Oleh karena itu, ia menekankan, jika masyarakat Indonesia ingin menjaga stabilitas keamanan di Papua, pemerintah harus mau mengakomodasi usulan dialog yang diajukan masyarakat dan elite Papua. Langkah ini diyakini tidak membuat pemerintah pusat menjadi kehilangan muka di mata masyarakat. Justru dialog membuktikan kalau pemerintah mau mendengarkan aspirasi masyarakatnya, terutama OAP.
Hal yang sama (dialog maupun negosiasi) juga harus dilakukan oleh pihak TPNPB OPM untuk segera mengakhiri kekerasan ini. “Jika ingin membuat OAP hidup aman dan bebas dari teror, TPNPB atau KKB tentu harus mau mengakhiri upaya kekerasan yang selama ini mereka lakukan,” kata dia lagi. Kecuali kalau tujuannya hanya membuat masyarakat terus hidup dalam ketakutan dan bukan menyejahterakan OAP.
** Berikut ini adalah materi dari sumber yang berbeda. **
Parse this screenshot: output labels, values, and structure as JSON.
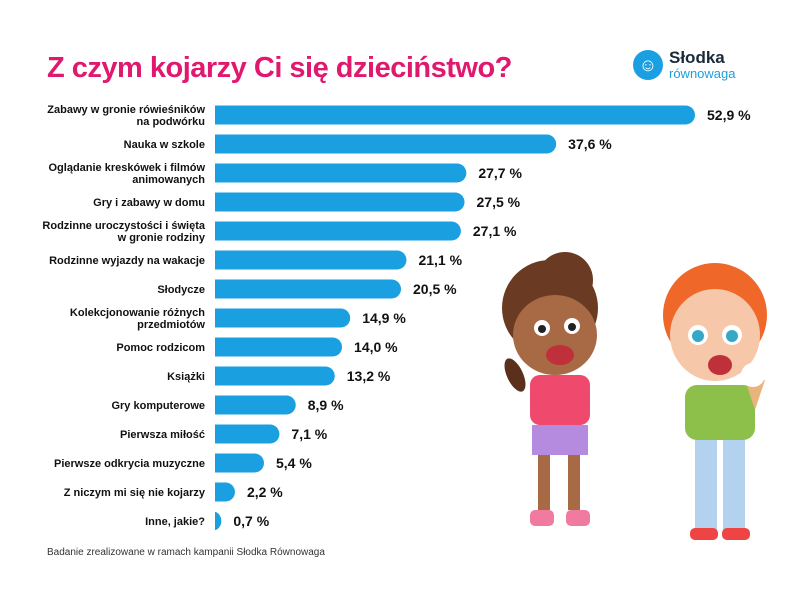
{
  "title": "Z czym kojarzy Ci się dzieciństwo?",
  "logo": {
    "line1": "Słodka",
    "line2": "równowaga"
  },
  "footer": "Badanie zrealizowane w ramach kampanii Słodka Równowaga",
  "colors": {
    "bar": "#1a9fe0",
    "title": "#e0196e"
  },
  "chart_data": {
    "type": "bar",
    "orientation": "horizontal",
    "title": "Z czym kojarzy Ci się dzieciństwo?",
    "unit": "%",
    "categories": [
      [
        "Zabawy w gronie rówieśników",
        "na podwórku"
      ],
      [
        "Nauka w szkole"
      ],
      [
        "Oglądanie kreskówek i filmów",
        "animowanych"
      ],
      [
        "Gry i zabawy w domu"
      ],
      [
        "Rodzinne uroczystości i święta",
        "w gronie rodziny"
      ],
      [
        "Rodzinne wyjazdy na wakacje"
      ],
      [
        "Słodycze"
      ],
      [
        "Kolekcjonowanie różnych",
        "przedmiotów"
      ],
      [
        "Pomoc rodzicom"
      ],
      [
        "Książki"
      ],
      [
        "Gry komputerowe"
      ],
      [
        "Pierwsza miłość"
      ],
      [
        "Pierwsze odkrycia muzyczne"
      ],
      [
        "Z niczym mi się nie kojarzy"
      ],
      [
        "Inne, jakie?"
      ]
    ],
    "values": [
      52.9,
      37.6,
      27.7,
      27.5,
      27.1,
      21.1,
      20.5,
      14.9,
      14.0,
      13.2,
      8.9,
      7.1,
      5.4,
      2.2,
      0.7
    ],
    "value_labels": [
      "52,9 %",
      "37,6 %",
      "27,7 %",
      "27,5 %",
      "27,1 %",
      "21,1 %",
      "20,5 %",
      "14,9 %",
      "14,0 %",
      "13,2 %",
      "8,9 %",
      "7,1 %",
      "5,4 %",
      "2,2 %",
      "0,7 %"
    ],
    "xlim": [
      0,
      52.9
    ],
    "grid": false,
    "legend": "none"
  }
}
Sebagaimana diketahui, aksi kekerasan yang berujung dengan kematian berulang kali terjadi di Papua belakangan ini. Korban yang meninggal bukan hanya dari kalangan militer, namun juga dari kalangan sipil. Terakhir Kepala BIN Daerah Papua Brigjen TNI Putu IGP Dani Karya gugur saat menjalankan tugas akibat karena tembakan senjata di Distrik Beoga, Kabupaten Puncak.